My core beliefs are easily seen and I refuse to have lip fillers, a tit job or even botox.
Yes, I make sure I stand out from the crowd as it feels like a fast track way to be seen against the young Barbie dolls. My end game is politics and be a mouthy, gobby individual who will challenge the status quo.
But for now it’s all part of the game. Yes, in a huge paradox I will be attempting to get tickets for celebrity big brothers CBBBOTS so you can see me in the audience.
That quest to be “seen” which could turn into revenue….maybe, possibly…
It isn’t glamorous bribing my 19 year old son until he hates me to look after his unruly three year old sister and come back to a scene from apocalypse now. He doesn’t understand why, after successfully throwing in the towel being a teacher I am now doing things like appearing in the audience of “The Wright Show” and attending any casting opportunity I can.
For me, fame is something I absolutely do not aspire to however.
I find the recognition of being the “woman who was in the evening standard because of a gimp masked man” tiresome.
Worse still, my neighbours all knowing me as the bat shit crazy woman who tied hundreds of dolls to her railings.
A teachers profession used to be something to aspire to but not only did I never see my own children, the salary is just not enough to buy a house in South London.
Is that just not mad?
2016 has been a year of me repeatedly wanting to throw in the towel, take the blue pill and return to my consumerist bubble. Or, move my children kit and caboodle to Norway. We just keep getting hit by more and more tragedy.

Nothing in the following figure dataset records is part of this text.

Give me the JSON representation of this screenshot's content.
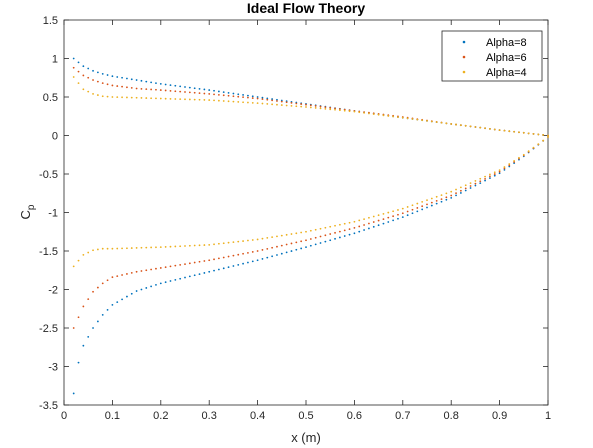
{
  "chart_data": {
    "type": "scatter",
    "title": "Ideal Flow Theory",
    "xlabel": "x (m)",
    "ylabel": "C",
    "ylabel_subscript": "p",
    "xlim": [
      0,
      1
    ],
    "ylim": [
      -3.5,
      1.5
    ],
    "xticks": [
      "0",
      "0.1",
      "0.2",
      "0.3",
      "0.4",
      "0.5",
      "0.6",
      "0.7",
      "0.8",
      "0.9",
      "1"
    ],
    "yticks": [
      "-3.5",
      "-3",
      "-2.5",
      "-2",
      "-1.5",
      "-1",
      "-0.5",
      "0",
      "0.5",
      "1",
      "1.5"
    ],
    "grid": false,
    "legend_position": "top-right",
    "series": [
      {
        "name": "Alpha=8",
        "color": "#0072BD",
        "upper": [
          [
            0.02,
            1.0
          ],
          [
            0.04,
            0.9
          ],
          [
            0.06,
            0.84
          ],
          [
            0.08,
            0.8
          ],
          [
            0.1,
            0.77
          ],
          [
            0.15,
            0.72
          ],
          [
            0.2,
            0.67
          ],
          [
            0.3,
            0.59
          ],
          [
            0.4,
            0.5
          ],
          [
            0.5,
            0.41
          ],
          [
            0.6,
            0.32
          ],
          [
            0.7,
            0.23
          ],
          [
            0.8,
            0.15
          ],
          [
            0.9,
            0.07
          ],
          [
            1.0,
            0.0
          ]
        ],
        "lower": [
          [
            0.02,
            -3.35
          ],
          [
            0.03,
            -2.95
          ],
          [
            0.04,
            -2.73
          ],
          [
            0.06,
            -2.5
          ],
          [
            0.08,
            -2.33
          ],
          [
            0.1,
            -2.2
          ],
          [
            0.15,
            -2.02
          ],
          [
            0.2,
            -1.92
          ],
          [
            0.3,
            -1.77
          ],
          [
            0.4,
            -1.62
          ],
          [
            0.5,
            -1.45
          ],
          [
            0.6,
            -1.27
          ],
          [
            0.7,
            -1.06
          ],
          [
            0.8,
            -0.81
          ],
          [
            0.9,
            -0.49
          ],
          [
            0.95,
            -0.27
          ],
          [
            1.0,
            -0.02
          ]
        ]
      },
      {
        "name": "Alpha=6",
        "color": "#D95319",
        "upper": [
          [
            0.02,
            0.88
          ],
          [
            0.04,
            0.78
          ],
          [
            0.06,
            0.72
          ],
          [
            0.08,
            0.68
          ],
          [
            0.1,
            0.65
          ],
          [
            0.15,
            0.61
          ],
          [
            0.2,
            0.59
          ],
          [
            0.3,
            0.54
          ],
          [
            0.4,
            0.48
          ],
          [
            0.5,
            0.4
          ],
          [
            0.6,
            0.32
          ],
          [
            0.7,
            0.24
          ],
          [
            0.8,
            0.15
          ],
          [
            0.9,
            0.07
          ],
          [
            1.0,
            0.0
          ]
        ],
        "lower": [
          [
            0.02,
            -2.5
          ],
          [
            0.04,
            -2.22
          ],
          [
            0.06,
            -2.03
          ],
          [
            0.08,
            -1.92
          ],
          [
            0.1,
            -1.84
          ],
          [
            0.15,
            -1.77
          ],
          [
            0.2,
            -1.72
          ],
          [
            0.3,
            -1.62
          ],
          [
            0.4,
            -1.5
          ],
          [
            0.5,
            -1.36
          ],
          [
            0.6,
            -1.2
          ],
          [
            0.7,
            -1.01
          ],
          [
            0.8,
            -0.78
          ],
          [
            0.9,
            -0.47
          ],
          [
            0.95,
            -0.26
          ],
          [
            1.0,
            -0.02
          ]
        ]
      },
      {
        "name": "Alpha=4",
        "color": "#EDB120",
        "upper": [
          [
            0.02,
            0.76
          ],
          [
            0.04,
            0.6
          ],
          [
            0.06,
            0.54
          ],
          [
            0.08,
            0.51
          ],
          [
            0.1,
            0.5
          ],
          [
            0.15,
            0.49
          ],
          [
            0.2,
            0.48
          ],
          [
            0.3,
            0.46
          ],
          [
            0.4,
            0.42
          ],
          [
            0.5,
            0.37
          ],
          [
            0.6,
            0.31
          ],
          [
            0.7,
            0.23
          ],
          [
            0.8,
            0.15
          ],
          [
            0.9,
            0.07
          ],
          [
            1.0,
            0.0
          ]
        ],
        "lower": [
          [
            0.02,
            -1.7
          ],
          [
            0.04,
            -1.55
          ],
          [
            0.06,
            -1.49
          ],
          [
            0.08,
            -1.47
          ],
          [
            0.1,
            -1.47
          ],
          [
            0.15,
            -1.46
          ],
          [
            0.2,
            -1.45
          ],
          [
            0.3,
            -1.42
          ],
          [
            0.4,
            -1.35
          ],
          [
            0.5,
            -1.25
          ],
          [
            0.6,
            -1.12
          ],
          [
            0.7,
            -0.95
          ],
          [
            0.8,
            -0.73
          ],
          [
            0.9,
            -0.45
          ],
          [
            0.95,
            -0.25
          ],
          [
            1.0,
            -0.02
          ]
        ]
      }
    ]
  }
}
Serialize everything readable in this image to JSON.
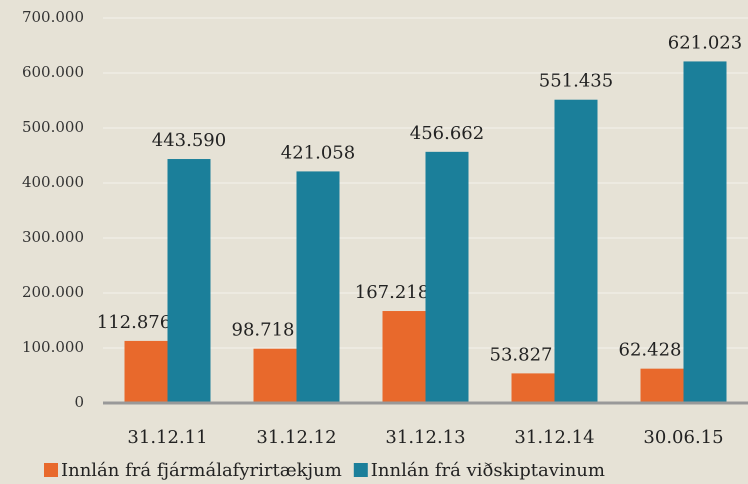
{
  "chart_data": {
    "type": "bar",
    "categories": [
      "31.12.11",
      "31.12.12",
      "31.12.13",
      "31.12.14",
      "30.06.15"
    ],
    "series": [
      {
        "name": "Innlán frá fjármálafyrirtækjum",
        "color": "#e8692c",
        "values": [
          112876,
          98718,
          167218,
          53827,
          62428
        ],
        "value_labels": [
          "112.876",
          "98.718",
          "167.218",
          "53.827",
          "62.428"
        ]
      },
      {
        "name": "Innlán frá viðskiptavinum",
        "color": "#1b7f9a",
        "values": [
          443590,
          421058,
          456662,
          551435,
          621023
        ],
        "value_labels": [
          "443.590",
          "421.058",
          "456.662",
          "551.435",
          "621.023"
        ]
      }
    ],
    "ylim": [
      0,
      700000
    ],
    "yticks": [
      0,
      {
        "value": 100000,
        "label": "100.000"
      },
      {
        "value": 200000,
        "label": "200.000"
      },
      {
        "value": 300000,
        "label": "300.000"
      },
      {
        "value": 400000,
        "label": "400.000"
      },
      {
        "value": 500000,
        "label": "500.000"
      },
      {
        "value": 600000,
        "label": "600.000"
      },
      {
        "value": 700000,
        "label": "700.000"
      }
    ],
    "grid": true,
    "legend": "bottom"
  }
}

But instead I have to cling onto hope. This is not the end of days, more a time when the masses see clearly the mechanisms behind the media control.
Fake breasts and even more fake personalities become pointless once the veil has been lifted.

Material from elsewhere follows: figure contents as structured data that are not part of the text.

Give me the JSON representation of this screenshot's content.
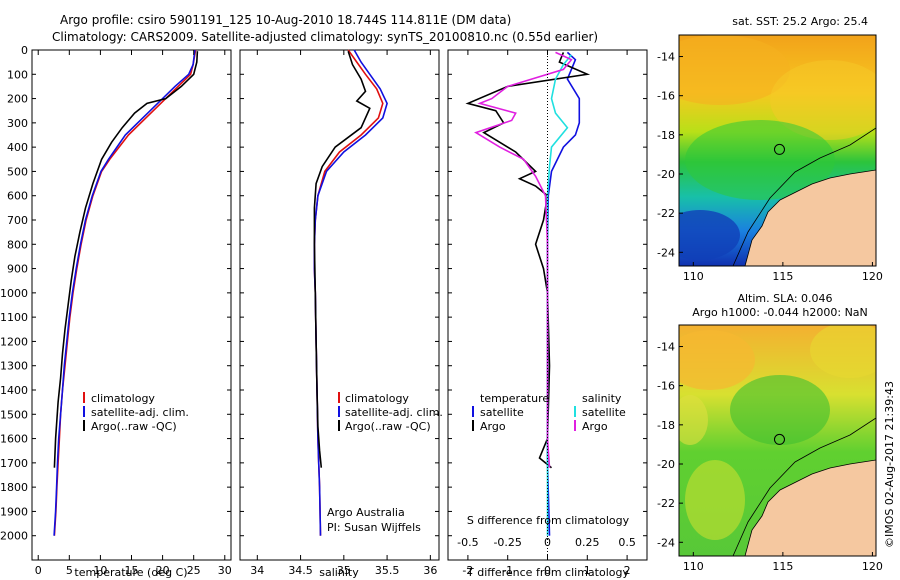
{
  "title": {
    "line1": "Argo profile: csiro 5901191_125 10-Aug-2010 18.744S 114.811E (DM data)",
    "line2": "Climatology: CARS2009. Satellite-adjusted climatology: synTS_20100810.nc (0.55d earlier)"
  },
  "colors": {
    "climatology": "#e01010",
    "satellite": "#1010e0",
    "argo": "#000000",
    "argo_salinity_diff": "#e020e0",
    "satellite_salinity_diff": "#20e0e0",
    "land": "#f5c8a0"
  },
  "chart_data": [
    {
      "id": "temperature",
      "type": "line",
      "xlabel": "temperature (deg C)",
      "ylabel": "",
      "xlim": [
        -1,
        31
      ],
      "ylim": [
        2100,
        0
      ],
      "xticks": [
        0,
        5,
        10,
        15,
        20,
        25,
        30
      ],
      "yticks": [
        0,
        100,
        200,
        300,
        400,
        500,
        600,
        700,
        800,
        900,
        1000,
        1100,
        1200,
        1300,
        1400,
        1500,
        1600,
        1700,
        1800,
        1900,
        2000
      ],
      "legend": [
        "climatology",
        "satellite-adj. clim.",
        "Argo(..raw -QC)"
      ],
      "series": [
        {
          "name": "climatology",
          "color": "#e01010",
          "x": [
            25.3,
            24.9,
            24.5,
            22.5,
            18.5,
            14.5,
            11.5,
            10.2,
            8.8,
            7.7,
            6.9,
            6.2,
            5.6,
            5.1,
            4.7,
            4.3,
            3.9,
            3.6,
            3.4,
            3.2,
            3.0,
            2.85,
            2.6
          ],
          "y": [
            0,
            60,
            100,
            150,
            250,
            350,
            450,
            500,
            600,
            700,
            800,
            900,
            1000,
            1100,
            1200,
            1300,
            1400,
            1500,
            1600,
            1700,
            1800,
            1900,
            2000
          ]
        },
        {
          "name": "satellite-adj. clim.",
          "color": "#1010e0",
          "x": [
            25.2,
            24.9,
            24.2,
            22.0,
            18.0,
            14.0,
            11.3,
            10.1,
            8.7,
            7.6,
            6.8,
            6.1,
            5.5,
            5.0,
            4.6,
            4.2,
            3.9,
            3.6,
            3.3,
            3.1,
            2.95,
            2.8,
            2.55
          ],
          "y": [
            0,
            60,
            100,
            150,
            250,
            350,
            450,
            500,
            600,
            700,
            800,
            900,
            1000,
            1100,
            1200,
            1300,
            1400,
            1500,
            1600,
            1700,
            1800,
            1900,
            2000
          ]
        },
        {
          "name": "Argo(..raw -QC)",
          "color": "#000000",
          "x": [
            25.6,
            25.5,
            25.0,
            23.0,
            20.5,
            17.5,
            15.5,
            13.5,
            11.8,
            10.2,
            8.8,
            7.6,
            6.7,
            5.9,
            5.3,
            4.8,
            4.3,
            3.9,
            3.6,
            3.2,
            2.8,
            2.6
          ],
          "y": [
            5,
            50,
            100,
            150,
            200,
            220,
            260,
            320,
            380,
            450,
            550,
            650,
            750,
            850,
            950,
            1050,
            1150,
            1250,
            1350,
            1450,
            1600,
            1720
          ]
        }
      ]
    },
    {
      "id": "salinity",
      "type": "line",
      "xlabel": "salinity",
      "ylabel": "",
      "xlim": [
        33.8,
        36.1
      ],
      "ylim": [
        2100,
        0
      ],
      "xticks": [
        34,
        34.5,
        35,
        35.5,
        36
      ],
      "legend": [
        "climatology",
        "satellite-adj. clim.",
        "Argo(..raw -QC)"
      ],
      "annotation": [
        "Argo Australia",
        "PI: Susan Wijffels"
      ],
      "series": [
        {
          "name": "climatology",
          "color": "#e01010",
          "x": [
            35.05,
            35.15,
            35.25,
            35.38,
            35.45,
            35.4,
            35.2,
            34.95,
            34.78,
            34.7,
            34.67,
            34.66,
            34.66,
            34.67,
            34.68,
            34.69,
            34.7,
            34.71,
            34.72,
            34.73
          ],
          "y": [
            0,
            50,
            100,
            160,
            220,
            280,
            350,
            420,
            500,
            600,
            700,
            800,
            900,
            1000,
            1200,
            1400,
            1600,
            1700,
            1800,
            2000
          ]
        },
        {
          "name": "satellite-adj. clim.",
          "color": "#1010e0",
          "x": [
            35.12,
            35.2,
            35.3,
            35.42,
            35.5,
            35.45,
            35.25,
            35.0,
            34.8,
            34.7,
            34.67,
            34.66,
            34.66,
            34.67,
            34.68,
            34.69,
            34.7,
            34.71,
            34.72,
            34.73
          ],
          "y": [
            0,
            50,
            100,
            160,
            220,
            280,
            350,
            420,
            500,
            600,
            700,
            800,
            900,
            1000,
            1200,
            1400,
            1600,
            1700,
            1800,
            2000
          ]
        },
        {
          "name": "Argo(..raw -QC)",
          "color": "#000000",
          "x": [
            35.05,
            35.1,
            35.2,
            35.25,
            35.15,
            35.3,
            35.2,
            34.9,
            34.75,
            34.68,
            34.66,
            34.66,
            34.67,
            34.68,
            34.69,
            34.7,
            34.72,
            34.74
          ],
          "y": [
            5,
            60,
            120,
            170,
            210,
            240,
            320,
            400,
            480,
            550,
            650,
            800,
            1000,
            1200,
            1400,
            1550,
            1650,
            1720
          ]
        }
      ]
    },
    {
      "id": "difference",
      "type": "line",
      "xlabel": "T difference from climatology",
      "xlabel_top": "S difference from climatology",
      "xlim": [
        -2.5,
        2.5
      ],
      "ylim": [
        2100,
        0
      ],
      "xticks": [
        -2,
        -1,
        0,
        1,
        2
      ],
      "s_ticks": [
        "-0.5",
        "-0.25",
        "0",
        "0.25",
        "0.5"
      ],
      "legend": {
        "temperature": [
          "temperature",
          "satellite",
          "Argo"
        ],
        "salinity": [
          "salinity",
          "satellite",
          "Argo"
        ]
      },
      "series": [
        {
          "name": "T satellite",
          "color": "#1010e0",
          "x": [
            0.5,
            0.7,
            0.6,
            0.5,
            0.8,
            0.8,
            0.7,
            0.4,
            0.1,
            0.02,
            0.0,
            0.0,
            0.0,
            0.0,
            0.05
          ],
          "y": [
            10,
            40,
            80,
            120,
            200,
            300,
            350,
            400,
            500,
            600,
            800,
            1000,
            1400,
            1700,
            2000
          ]
        },
        {
          "name": "T Argo",
          "color": "#000000",
          "x": [
            0.4,
            0.3,
            1.0,
            -1.0,
            -2.0,
            -1.3,
            -1.1,
            -1.6,
            -0.8,
            -0.3,
            -0.7,
            -0.3,
            0.0,
            -0.1,
            -0.3,
            -0.1,
            0.0,
            0.05,
            0.0,
            -0.2,
            0.1
          ],
          "y": [
            10,
            50,
            100,
            150,
            220,
            250,
            300,
            340,
            420,
            500,
            530,
            560,
            600,
            700,
            800,
            900,
            1000,
            1300,
            1600,
            1680,
            1720
          ]
        },
        {
          "name": "S satellite",
          "color": "#20e0e0",
          "x": [
            0.6,
            0.4,
            0.2,
            0.1,
            0.2,
            0.5,
            0.1,
            0.05,
            0.0,
            0.0,
            0.0,
            0.0,
            0.0
          ],
          "y": [
            20,
            60,
            120,
            200,
            260,
            320,
            400,
            480,
            600,
            900,
            1300,
            1700,
            2000
          ]
        },
        {
          "name": "S Argo",
          "color": "#e020e0",
          "x": [
            0.2,
            0.6,
            0.4,
            -1.0,
            -1.4,
            -1.7,
            -0.8,
            -0.9,
            -1.8,
            -1.2,
            -0.6,
            -0.3,
            -0.05,
            0.0,
            0.0,
            0.0,
            0.05
          ],
          "y": [
            10,
            40,
            80,
            150,
            200,
            220,
            260,
            290,
            340,
            400,
            450,
            520,
            600,
            800,
            1200,
            1600,
            1720
          ]
        }
      ]
    },
    {
      "id": "map_sst",
      "type": "heatmap",
      "title": "sat. SST: 25.2 Argo: 25.4",
      "xlim": [
        109.2,
        120.2
      ],
      "ylim": [
        -24.7,
        -12.9
      ],
      "xticks": [
        110,
        115,
        120
      ],
      "yticks": [
        -14,
        -16,
        -18,
        -20,
        -22,
        -24
      ],
      "marker": {
        "lon": 114.811,
        "lat": -18.744
      }
    },
    {
      "id": "map_sla",
      "type": "heatmap",
      "title": [
        "Altim. SLA: 0.046",
        "Argo h1000: -0.044 h2000: NaN"
      ],
      "xlim": [
        109.2,
        120.2
      ],
      "ylim": [
        -24.7,
        -12.9
      ],
      "xticks": [
        110,
        115,
        120
      ],
      "yticks": [
        -14,
        -16,
        -18,
        -20,
        -22,
        -24
      ],
      "marker": {
        "lon": 114.811,
        "lat": -18.744
      }
    }
  ],
  "side_stamp": "©IMOS 02-Aug-2017 21:39:43"
}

My gut feeling is we need a revolution, but I am trying to manifest in my mind what it would look like. The failed coup in Turkey resulted in rape, horror and bloodshed.
What do we do?
On Sunday I connected with Noam Chomsky on Linkedin.
It felt so big that I lay awake for the entire night thinking about it.

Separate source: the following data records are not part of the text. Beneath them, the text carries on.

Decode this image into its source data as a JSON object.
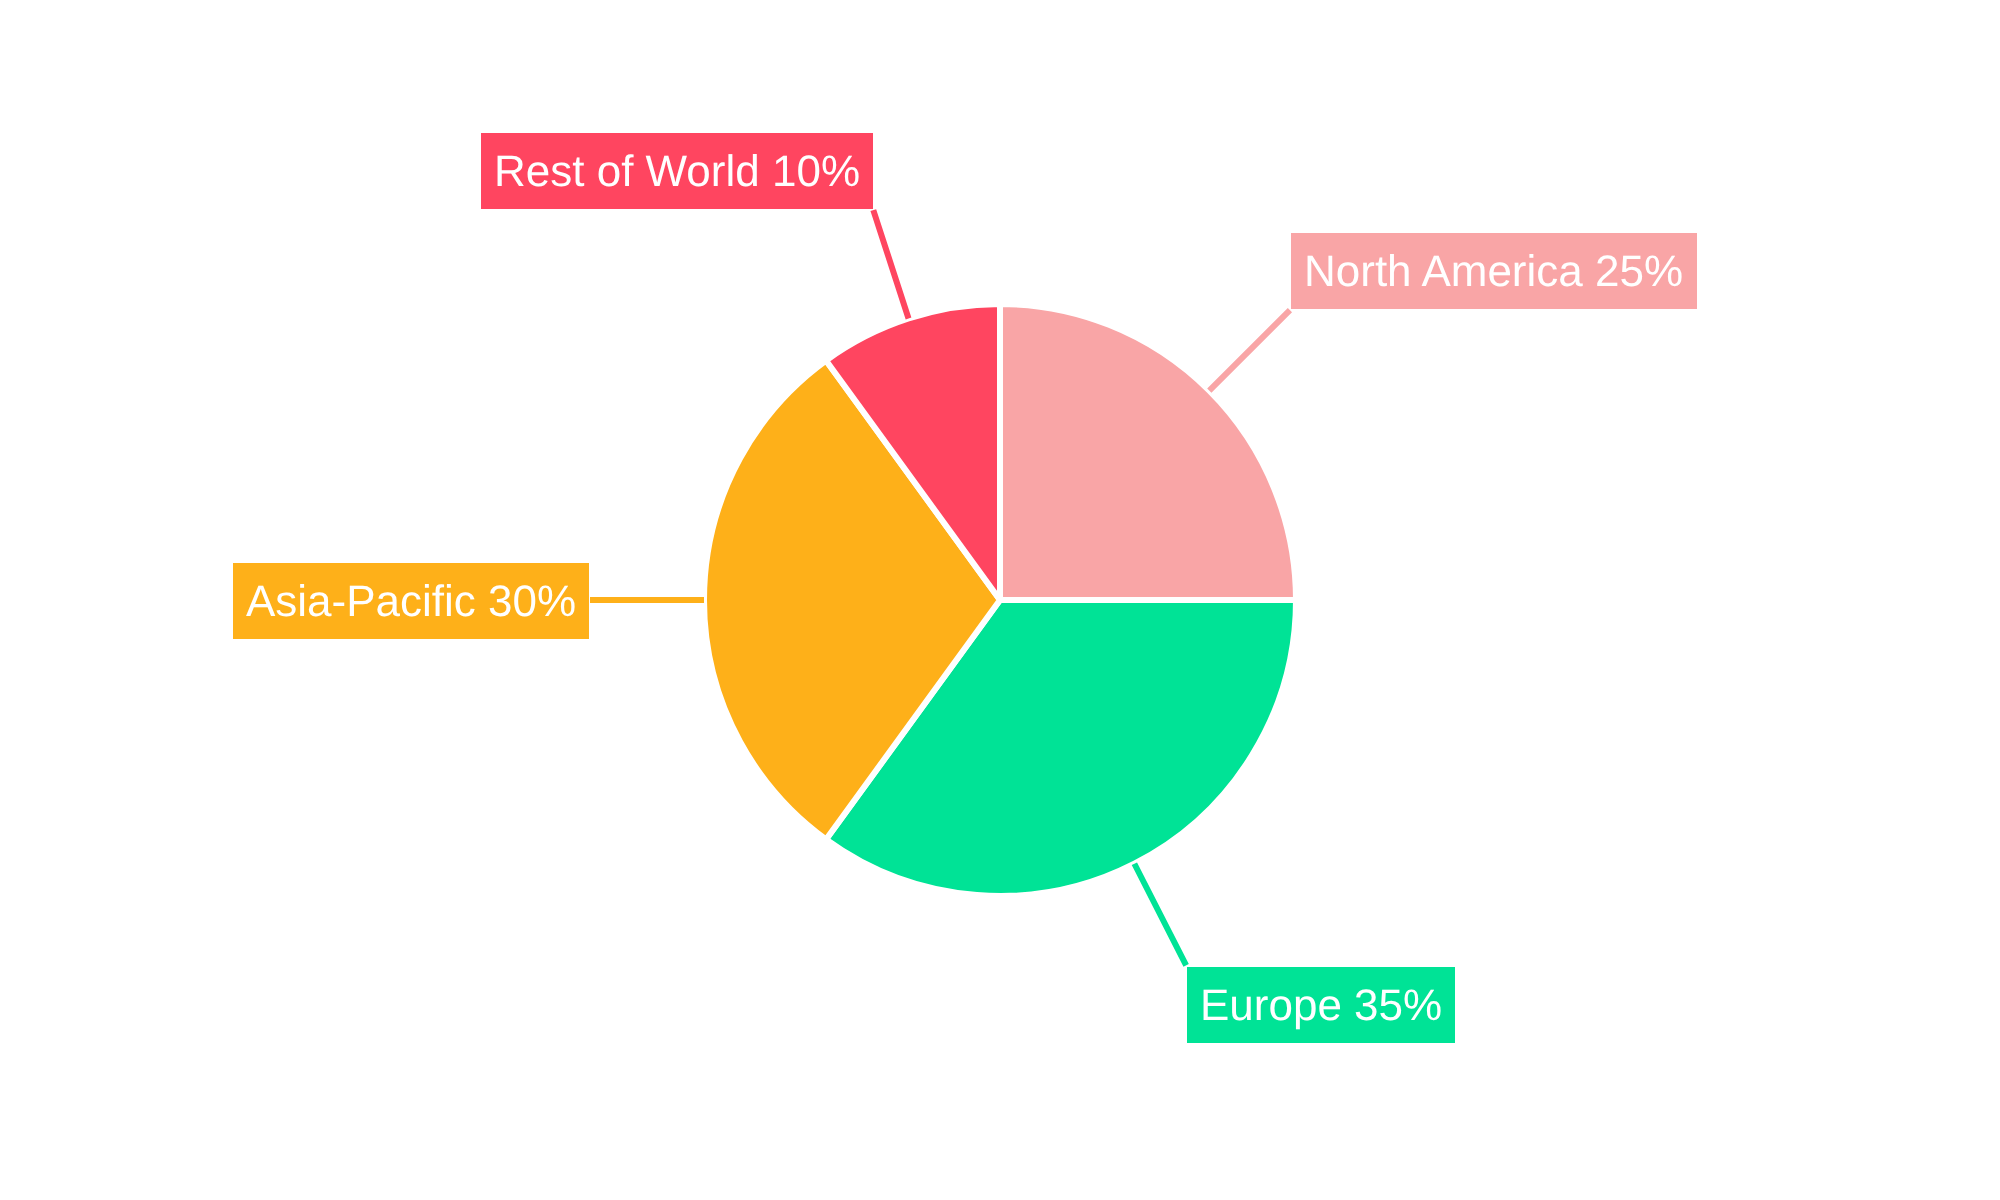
{
  "chart_data": {
    "type": "pie",
    "categories": [
      "North America",
      "Europe",
      "Asia-Pacific",
      "Rest of World"
    ],
    "values": [
      25,
      35,
      30,
      10
    ],
    "value_labels": [
      "25%",
      "35%",
      "30%",
      "10%"
    ],
    "colors": [
      "#f9a5a6",
      "#00e396",
      "#feb019",
      "#ff4560"
    ],
    "legend": false
  }
}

Despite having less than 500 connections he accepted my invitation: I still can’t believe it.
Yes, I understand how TRUMP has got this far in his campaign, YES, I can see how BREXIT was a result of the very people who are being shafted and made poorer by the government but what now?
In my effort not to look like a stalker I have only messaged him twice, but the power of osmosis is strong in me and I have literally laid my hands on my laptop and willed him to answer me.
I’ve asked for a ten question interview. Ten seems reasonable. If he responds then I will be opening up to see if any London Economic readers have a question for Noam. That’s got to be in a bucket list right?
Yes, you can dumb me down to be a fame seeker. I would never do Big Brother, but then again, what if they offered a Christopher Biggins amount of money? (150K to appear on the show)
But, my view is, what if fame could then be harnessed into power? Power for good? Power into activism like my idol Vivienne Westwood? Power for change?
What would the World be like if Rupert Murdoch suddenly decided all his power was going to be used to help the planet?
But as I strive for notoriety I keep myself grounded with words. Words that can be used back at me if I suddenly morph into someone without a conscience.
Right now, I’m not interested in how we got here to this terrible state of Worldly affairs.
My concern is where we go from here and how, as an educated collective. Could we use social media against itself and lift the veil to change things.
Equality for all.
No human being going hungry and our planet being put first in a new social economy.
Hell, we could be so sneaky about it that whilst mainstream television churns out its celebrity programmes, the masses haven’t even realised a quiet revolution has been going on.
The really frightening thing is that most people are unaware of the level of control external forces have.
Over to you Noam: what exactly do we do next?